Balize Nilema was born in a refugee camp in Tanzania after her family escaped war-torn Burundi in East Africa. At age 5 she and her family were able to move to America, where eventually they settled in Sioux Falls, South Dakota.
It is where this 20-year-old and her family began the process of building a new life. Adjustments to a new language, culture and education system were difficult and in some ways persist to this day.
She continued to identify with the struggles she and her family have endured, however. She has incorporated them into a career plan to help others who have dealt with some of the same issues she dealt with.
Nilema had a stuttering problem growing up that was connected to being overwhelmed by an environment that often seemed unfamiliar. During a recent interview with a Sioux Falls television station it was clear she’s now very comfortable with talking about her life and her aspirations.
“I want to help kids first,” she said. “I feel like they deal with a lot when they’re in elementary school because some kids can be pretty judgy so I want to help them so they can feel more confident.”
She was recently awarded a Sanford Health Equity in Education Scholarship that will help her to continue to target a career as a speech pathologist.
This scholarship program serves underrepresented and traditionally underserved populations seeking higher education. Award recipients like Nilema must demonstrate exceptional character and leadership in furthering their own progress and in enriching the lives of others, especially in service, academics, and community involvement and impact.
Now working at Sanford in food services, Nilema is also attending the University of South Dakota – Sioux Falls this year. She’s attending Augustana University in the fall. She equates additional education with additional opportunities.
“I want to help my parents,” she said. “I want to build a better life for them while I’m furthering my own education.”
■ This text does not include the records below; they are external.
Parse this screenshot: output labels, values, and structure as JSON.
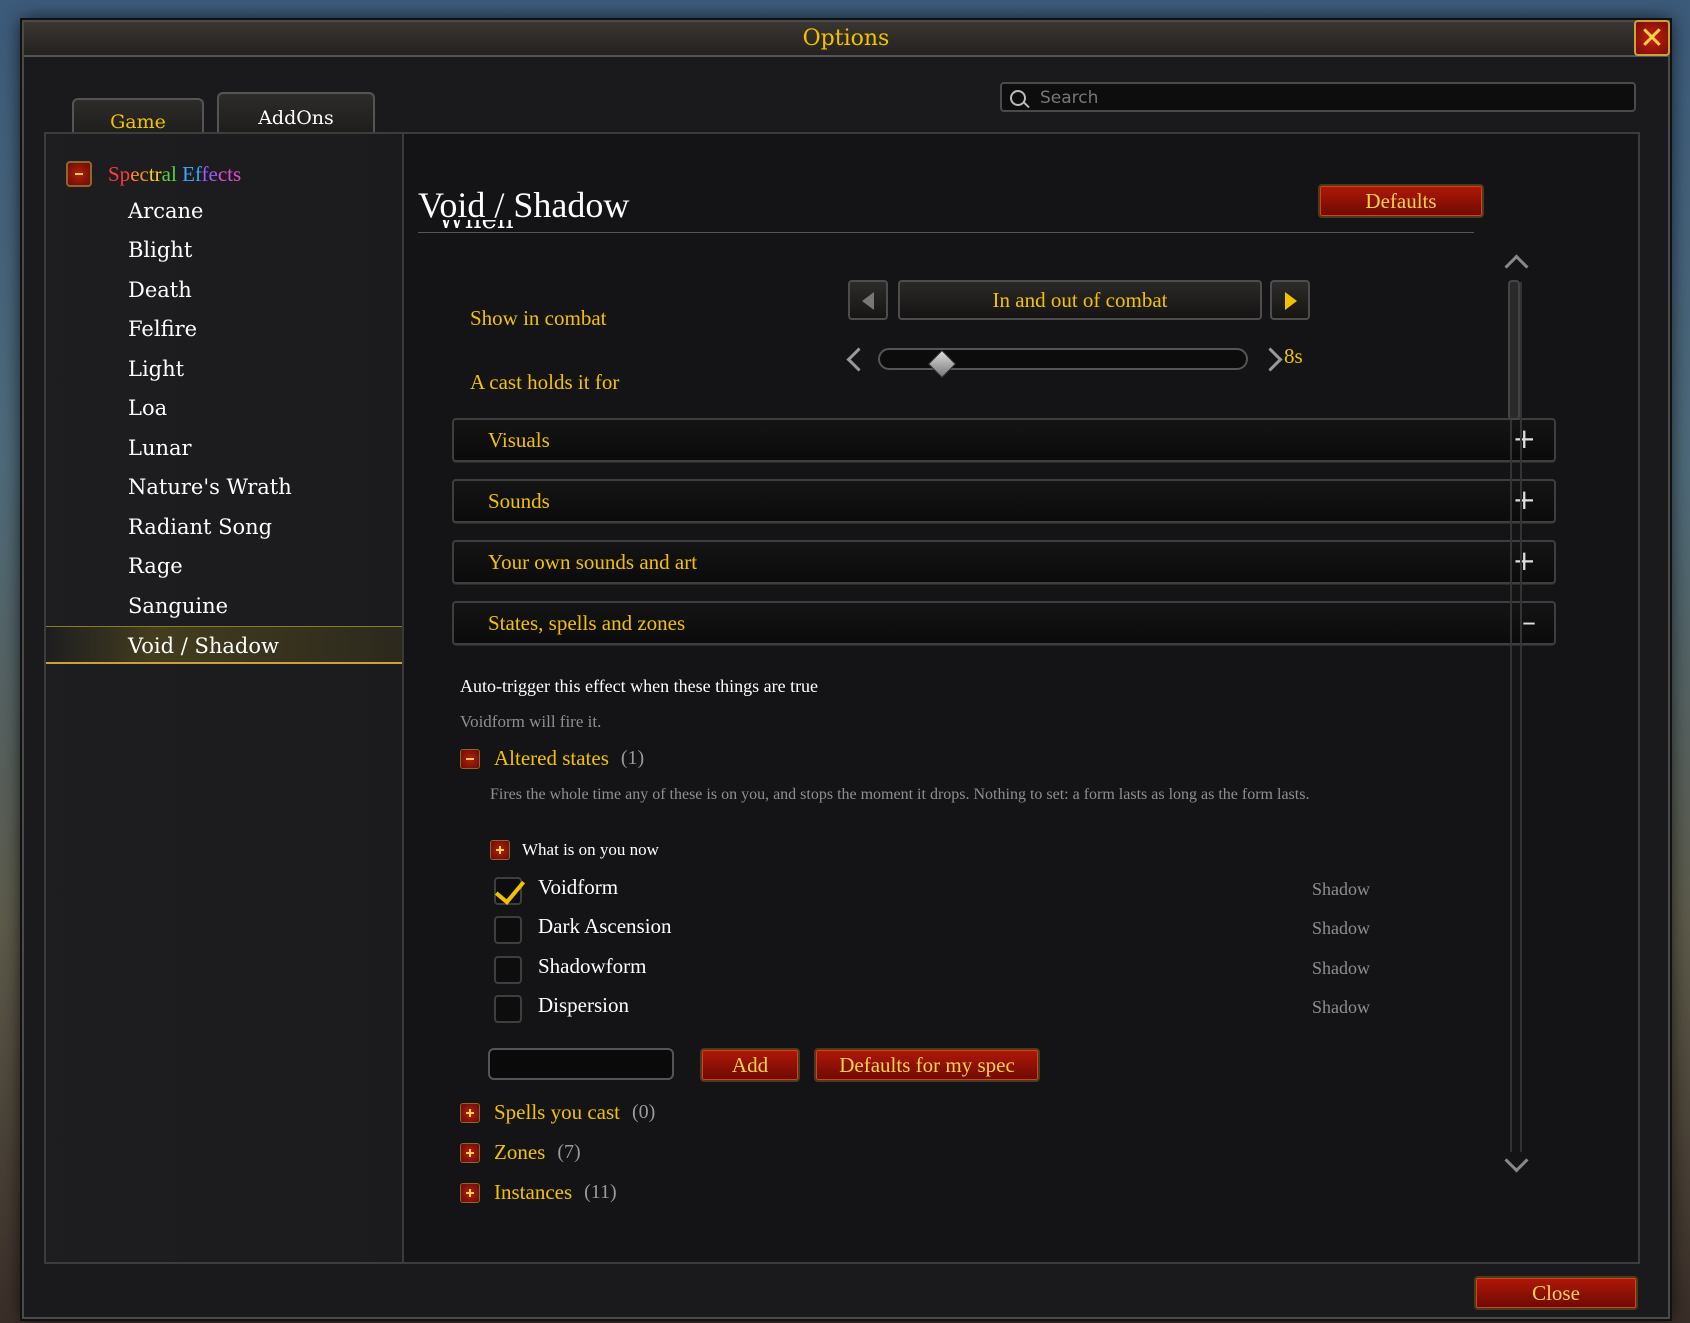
{
  "window": {
    "title": "Options",
    "close_icon": "close-x-icon"
  },
  "tabs": [
    {
      "label": "Game"
    },
    {
      "label": "AddOns"
    }
  ],
  "search": {
    "placeholder": "Search",
    "value": ""
  },
  "sidebar": {
    "category": {
      "label_parts": [
        "Sp",
        "ec",
        "tr",
        "al",
        " ",
        "Ef",
        "fe",
        "cts"
      ],
      "colors": [
        "#ff3b3b",
        "#ff8a2a",
        "#ffd11a",
        "#5ad13a",
        "#ffffff",
        "#35a8ff",
        "#9b5cff",
        "#e04ad8"
      ]
    },
    "items": [
      {
        "label": "Arcane"
      },
      {
        "label": "Blight"
      },
      {
        "label": "Death"
      },
      {
        "label": "Felfire"
      },
      {
        "label": "Light"
      },
      {
        "label": "Loa"
      },
      {
        "label": "Lunar"
      },
      {
        "label": "Nature's Wrath"
      },
      {
        "label": "Radiant Song"
      },
      {
        "label": "Rage"
      },
      {
        "label": "Sanguine"
      },
      {
        "label": "Void / Shadow",
        "selected": true
      }
    ]
  },
  "main": {
    "title": "Void / Shadow",
    "defaults_label": "Defaults",
    "cut_off_heading": "When",
    "show_in_combat": {
      "label": "Show in combat",
      "value": "In and out of combat"
    },
    "cast_hold": {
      "label": "A cast holds it for",
      "value": "8s",
      "level_fraction": 0.14
    },
    "sections": [
      {
        "label": "Visuals",
        "sign": "+"
      },
      {
        "label": "Sounds",
        "sign": "+"
      },
      {
        "label": "Your own sounds and art",
        "sign": "+"
      },
      {
        "label": "States, spells and zones",
        "sign": "–"
      }
    ],
    "auto_trigger": "Auto-trigger this effect when these things are true",
    "voidform_note": "Voidform will fire it.",
    "altered_states": {
      "label": "Altered states",
      "count": "(1)",
      "description": "Fires the whole time any of these is on you, and stops the moment it drops. Nothing to set: a form lasts as long as the form lasts.",
      "sub_label": "What is on you now",
      "entries": [
        {
          "label": "Voidform",
          "school": "Shadow",
          "checked": true
        },
        {
          "label": "Dark Ascension",
          "school": "Shadow",
          "checked": false
        },
        {
          "label": "Shadowform",
          "school": "Shadow",
          "checked": false
        },
        {
          "label": "Dispersion",
          "school": "Shadow",
          "checked": false
        }
      ],
      "add_label": "Add",
      "spec_defaults_label": "Defaults for my spec"
    },
    "groups": [
      {
        "label": "Spells you cast",
        "count": "(0)"
      },
      {
        "label": "Zones",
        "count": "(7)"
      },
      {
        "label": "Instances",
        "count": "(11)"
      }
    ]
  },
  "footer": {
    "close_label": "Close"
  }
}
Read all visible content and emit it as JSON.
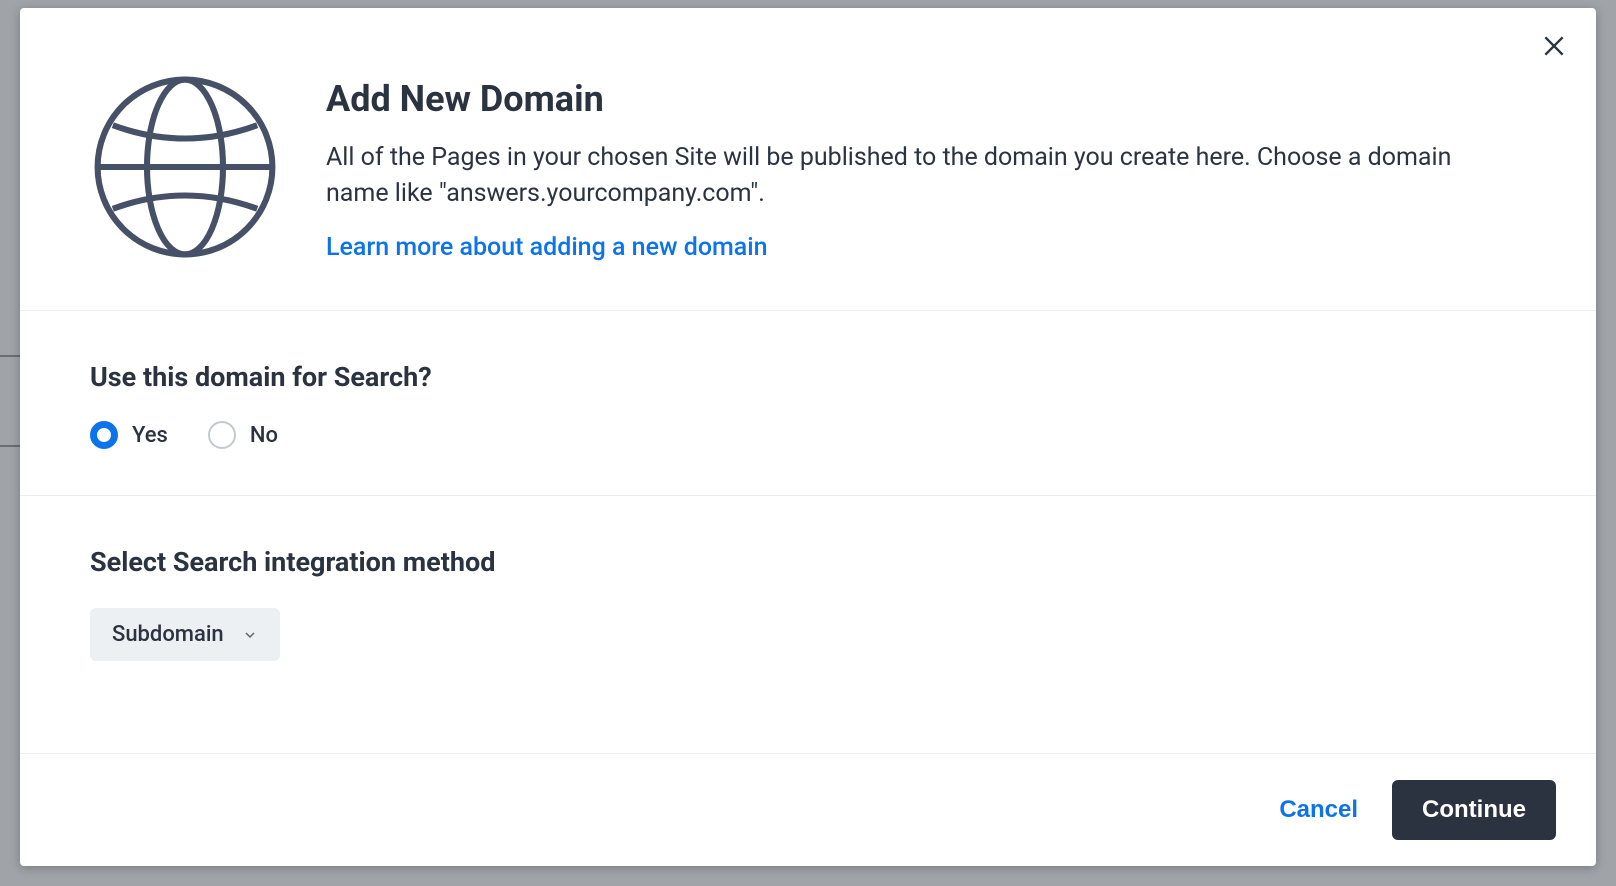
{
  "header": {
    "title": "Add New Domain",
    "description": "All of the Pages in your chosen Site will be published to the domain you create here. Choose a domain name like \"answers.yourcompany.com\".",
    "learn_more": "Learn more about adding a new domain"
  },
  "search_section": {
    "label": "Use this domain for Search?",
    "options": {
      "yes": "Yes",
      "no": "No"
    },
    "selected": "yes"
  },
  "integration_section": {
    "label": "Select Search integration method",
    "dropdown_value": "Subdomain"
  },
  "footer": {
    "cancel": "Cancel",
    "continue": "Continue"
  }
}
In Nilema’s application for an Equity in Education Scholarship, she made it clear the motivation to help herself stems from a motivation to help others. As she recounted in pursuing a degree in speech language pathology, she wrote:
“Majoring in this field will allow me to help my people back home. Living in Africa has a lot of consequences. It requires a lot of money to even be seen by a doctor. Many kids are orphans and are abandoned by their parents just because they can’t afford treatment for their kids. All I want to do is help kids as if they were my own.”